In the same way, calling Jesus “Lord” does not necessarily mean you have submitted to His Lordship. The proof of His Lordship over you is not in what you call Him; it is in the obedience to what He says. Discipleship is implied within the confession of Lordship; if I really confess Jesus as Lord, and really believe that He is Lord, then I will naturally do the things my Lord commands. The Master looks not at the words, but at the actions.
The kind of fruit you get is determined by the kind of seeds you plant. You get exactly what you ask for. When the British explorer Ernest Shackleton needed men to accompany him on his first expedition to Antarctica, he allegedly placed the following classified advertisement in the newspaper:
“MEN WANTED FOR HAZARDOUS JOURNEY.
Low wages, bitter cold, long hours of complete darkness.

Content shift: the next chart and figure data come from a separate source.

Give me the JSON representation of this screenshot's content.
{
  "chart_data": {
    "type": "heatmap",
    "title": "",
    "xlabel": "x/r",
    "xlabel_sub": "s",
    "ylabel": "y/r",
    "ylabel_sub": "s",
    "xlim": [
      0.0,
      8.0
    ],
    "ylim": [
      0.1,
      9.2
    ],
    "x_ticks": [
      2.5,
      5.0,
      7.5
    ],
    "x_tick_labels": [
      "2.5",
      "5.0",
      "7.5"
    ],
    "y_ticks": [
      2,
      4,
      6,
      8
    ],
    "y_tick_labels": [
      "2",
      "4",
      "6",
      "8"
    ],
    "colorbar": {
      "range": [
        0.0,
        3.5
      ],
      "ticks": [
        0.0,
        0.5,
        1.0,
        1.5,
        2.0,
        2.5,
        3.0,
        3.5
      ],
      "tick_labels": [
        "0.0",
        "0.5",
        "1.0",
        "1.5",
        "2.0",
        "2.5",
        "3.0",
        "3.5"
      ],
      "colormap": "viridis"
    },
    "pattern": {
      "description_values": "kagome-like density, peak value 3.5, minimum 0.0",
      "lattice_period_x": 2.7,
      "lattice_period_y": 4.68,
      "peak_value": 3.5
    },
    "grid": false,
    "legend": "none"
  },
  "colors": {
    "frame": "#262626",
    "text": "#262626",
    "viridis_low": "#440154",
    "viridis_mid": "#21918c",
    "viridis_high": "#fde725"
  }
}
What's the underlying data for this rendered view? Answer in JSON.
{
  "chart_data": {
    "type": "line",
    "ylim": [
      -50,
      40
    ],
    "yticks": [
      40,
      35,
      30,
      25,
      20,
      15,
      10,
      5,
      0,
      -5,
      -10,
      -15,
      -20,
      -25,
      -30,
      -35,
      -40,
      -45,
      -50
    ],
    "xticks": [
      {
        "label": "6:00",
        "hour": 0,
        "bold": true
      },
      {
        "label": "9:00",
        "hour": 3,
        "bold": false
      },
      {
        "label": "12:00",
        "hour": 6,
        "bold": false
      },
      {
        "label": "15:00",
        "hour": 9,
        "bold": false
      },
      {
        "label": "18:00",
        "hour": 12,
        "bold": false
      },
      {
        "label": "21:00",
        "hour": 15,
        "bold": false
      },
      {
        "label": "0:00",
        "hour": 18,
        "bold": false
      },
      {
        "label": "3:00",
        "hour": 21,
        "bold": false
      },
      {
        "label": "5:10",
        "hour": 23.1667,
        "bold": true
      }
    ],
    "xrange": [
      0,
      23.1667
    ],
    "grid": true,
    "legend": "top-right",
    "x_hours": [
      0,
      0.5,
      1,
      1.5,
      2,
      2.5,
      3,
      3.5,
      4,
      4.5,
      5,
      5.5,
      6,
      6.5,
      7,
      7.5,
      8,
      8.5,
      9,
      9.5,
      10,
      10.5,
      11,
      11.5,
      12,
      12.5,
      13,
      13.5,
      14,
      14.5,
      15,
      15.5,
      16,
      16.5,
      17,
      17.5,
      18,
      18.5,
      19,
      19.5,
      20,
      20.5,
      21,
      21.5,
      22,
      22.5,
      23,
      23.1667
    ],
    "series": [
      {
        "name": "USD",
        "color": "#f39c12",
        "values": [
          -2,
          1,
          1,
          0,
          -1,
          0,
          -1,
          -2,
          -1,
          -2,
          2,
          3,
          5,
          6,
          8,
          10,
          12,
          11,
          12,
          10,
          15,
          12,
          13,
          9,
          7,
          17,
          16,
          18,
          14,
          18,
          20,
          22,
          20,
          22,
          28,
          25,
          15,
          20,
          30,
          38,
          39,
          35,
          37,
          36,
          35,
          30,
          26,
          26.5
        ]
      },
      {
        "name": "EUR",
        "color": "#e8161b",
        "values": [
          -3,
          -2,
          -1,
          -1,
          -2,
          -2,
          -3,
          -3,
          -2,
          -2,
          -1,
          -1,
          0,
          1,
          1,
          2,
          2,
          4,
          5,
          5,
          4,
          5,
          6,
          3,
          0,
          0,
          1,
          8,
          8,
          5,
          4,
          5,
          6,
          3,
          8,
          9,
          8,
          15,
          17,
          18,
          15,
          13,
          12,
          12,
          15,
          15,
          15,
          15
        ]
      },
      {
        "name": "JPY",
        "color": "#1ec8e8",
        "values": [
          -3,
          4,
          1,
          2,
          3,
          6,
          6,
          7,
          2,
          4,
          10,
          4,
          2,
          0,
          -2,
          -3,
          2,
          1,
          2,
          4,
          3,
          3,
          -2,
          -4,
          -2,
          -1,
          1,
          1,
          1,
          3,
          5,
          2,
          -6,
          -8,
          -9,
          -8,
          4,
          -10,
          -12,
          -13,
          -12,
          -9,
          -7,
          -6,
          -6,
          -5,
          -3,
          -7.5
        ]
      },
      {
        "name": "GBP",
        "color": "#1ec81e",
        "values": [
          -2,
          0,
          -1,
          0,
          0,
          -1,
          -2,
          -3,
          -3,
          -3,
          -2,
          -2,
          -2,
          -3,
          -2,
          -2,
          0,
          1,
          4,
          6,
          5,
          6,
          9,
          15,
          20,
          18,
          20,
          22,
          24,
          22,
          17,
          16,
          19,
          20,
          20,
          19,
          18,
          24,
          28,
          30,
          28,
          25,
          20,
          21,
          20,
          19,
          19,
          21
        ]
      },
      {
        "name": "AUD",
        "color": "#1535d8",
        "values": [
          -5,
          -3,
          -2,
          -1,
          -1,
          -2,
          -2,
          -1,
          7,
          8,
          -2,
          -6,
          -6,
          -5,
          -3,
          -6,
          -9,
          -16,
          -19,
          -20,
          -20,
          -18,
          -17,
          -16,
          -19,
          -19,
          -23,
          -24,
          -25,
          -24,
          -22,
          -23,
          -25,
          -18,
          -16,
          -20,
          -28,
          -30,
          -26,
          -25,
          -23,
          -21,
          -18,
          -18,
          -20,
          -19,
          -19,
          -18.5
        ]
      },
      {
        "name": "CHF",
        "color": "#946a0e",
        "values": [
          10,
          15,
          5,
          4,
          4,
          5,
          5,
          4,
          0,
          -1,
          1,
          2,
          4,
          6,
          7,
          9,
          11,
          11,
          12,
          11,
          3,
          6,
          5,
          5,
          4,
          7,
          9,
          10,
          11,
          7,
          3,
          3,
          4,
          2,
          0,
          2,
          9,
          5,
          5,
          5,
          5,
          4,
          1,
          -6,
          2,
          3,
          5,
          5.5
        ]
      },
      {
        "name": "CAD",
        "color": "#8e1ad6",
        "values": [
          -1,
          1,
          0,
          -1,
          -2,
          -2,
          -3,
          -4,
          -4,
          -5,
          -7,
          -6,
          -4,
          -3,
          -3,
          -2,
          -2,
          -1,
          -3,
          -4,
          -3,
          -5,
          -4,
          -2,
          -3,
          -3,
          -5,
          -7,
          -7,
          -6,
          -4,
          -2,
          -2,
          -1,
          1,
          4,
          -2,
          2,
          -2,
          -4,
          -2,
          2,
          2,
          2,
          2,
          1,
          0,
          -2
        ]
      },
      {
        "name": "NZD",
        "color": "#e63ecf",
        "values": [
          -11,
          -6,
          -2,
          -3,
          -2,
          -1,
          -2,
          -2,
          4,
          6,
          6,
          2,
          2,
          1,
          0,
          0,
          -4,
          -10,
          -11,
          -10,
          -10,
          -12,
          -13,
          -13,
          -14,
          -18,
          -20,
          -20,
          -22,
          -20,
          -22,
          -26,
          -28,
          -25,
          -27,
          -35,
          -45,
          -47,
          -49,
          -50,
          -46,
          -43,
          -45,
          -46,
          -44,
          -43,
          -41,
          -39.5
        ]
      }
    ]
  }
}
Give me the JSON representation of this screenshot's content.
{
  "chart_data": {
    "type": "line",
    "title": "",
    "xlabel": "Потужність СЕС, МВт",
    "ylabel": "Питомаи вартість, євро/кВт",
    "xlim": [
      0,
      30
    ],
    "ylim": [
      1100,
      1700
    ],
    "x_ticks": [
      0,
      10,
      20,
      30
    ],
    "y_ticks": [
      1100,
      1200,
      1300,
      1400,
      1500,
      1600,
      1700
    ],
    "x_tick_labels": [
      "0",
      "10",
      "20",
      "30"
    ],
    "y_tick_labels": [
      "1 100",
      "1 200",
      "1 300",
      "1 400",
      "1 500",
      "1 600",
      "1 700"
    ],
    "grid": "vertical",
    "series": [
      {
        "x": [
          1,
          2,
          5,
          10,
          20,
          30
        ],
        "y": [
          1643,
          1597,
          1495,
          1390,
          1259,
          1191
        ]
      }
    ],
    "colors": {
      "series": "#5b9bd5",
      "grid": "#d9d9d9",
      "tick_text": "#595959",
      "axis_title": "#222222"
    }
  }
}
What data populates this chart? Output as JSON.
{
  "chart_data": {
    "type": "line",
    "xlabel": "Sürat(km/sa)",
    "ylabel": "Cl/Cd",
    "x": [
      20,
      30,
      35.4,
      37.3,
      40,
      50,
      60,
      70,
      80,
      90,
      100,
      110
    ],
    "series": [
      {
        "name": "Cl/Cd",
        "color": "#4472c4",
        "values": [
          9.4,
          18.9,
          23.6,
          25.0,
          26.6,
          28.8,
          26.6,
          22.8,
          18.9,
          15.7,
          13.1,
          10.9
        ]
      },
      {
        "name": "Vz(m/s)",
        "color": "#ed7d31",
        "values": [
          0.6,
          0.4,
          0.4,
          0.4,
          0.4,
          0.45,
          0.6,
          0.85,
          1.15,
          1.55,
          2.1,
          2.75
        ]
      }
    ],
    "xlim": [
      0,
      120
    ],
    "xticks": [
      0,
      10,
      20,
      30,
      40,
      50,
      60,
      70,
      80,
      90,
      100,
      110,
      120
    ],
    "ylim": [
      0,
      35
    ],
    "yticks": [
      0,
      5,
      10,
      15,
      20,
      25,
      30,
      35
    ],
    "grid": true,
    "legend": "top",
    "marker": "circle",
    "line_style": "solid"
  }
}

Safe return doubtful.
Honour and recognition in event of success.”
This “invitation” did not bring many responses, but the few men who did respond were exactly the kind Shackleton wanted.
Likewise, Jesus knows exactly the kind of disciple He wants, and He knows exactly how to ask for them: “If anyone would come after Me, let him deny himself and take up his cross daily and follow Me” (Luke 9:23). There is great joy in following Jesus, and the possibility of ruling and reigning with Him in His Kingdom is certainly appealing. But following Jesus is not easy. Taking up the Cross is difficult.
Of course, there is another way. The Easy Path that “many find” (Mt. 7:13) makes discipleship into an option for those who get serious later on. Ironically, those who take the Easy Path in the beginning never really “get serious” later. Why should they? There is no expectation, no hard sayings, no Cross to embrace daily, no difficult demands or need for self-denial – and so there is no spiritual growth, no maturity, or deep knowledge of God. This Easy Path leads to destruction. Could it be that “the many” who take the Easy Path are all the while calling Jesus “Lord, Lord” but not actually doing what He says?
The Way of the Cross is a narrow way, a difficult way, but a necessary way if we ever intend to find Life. Entering the Gate is not the end of the journey; it is the beginning of the journey. It is at the end of the Path that one finds Life (Mt. 7:14), not the beginning. Jesus never made a distinction between being saved and being a disciple. He is not “Savior” for new Christians and “Lord” for older, more deeply committed Christians. Either He is Lord of all, or He isn’t Lord at all.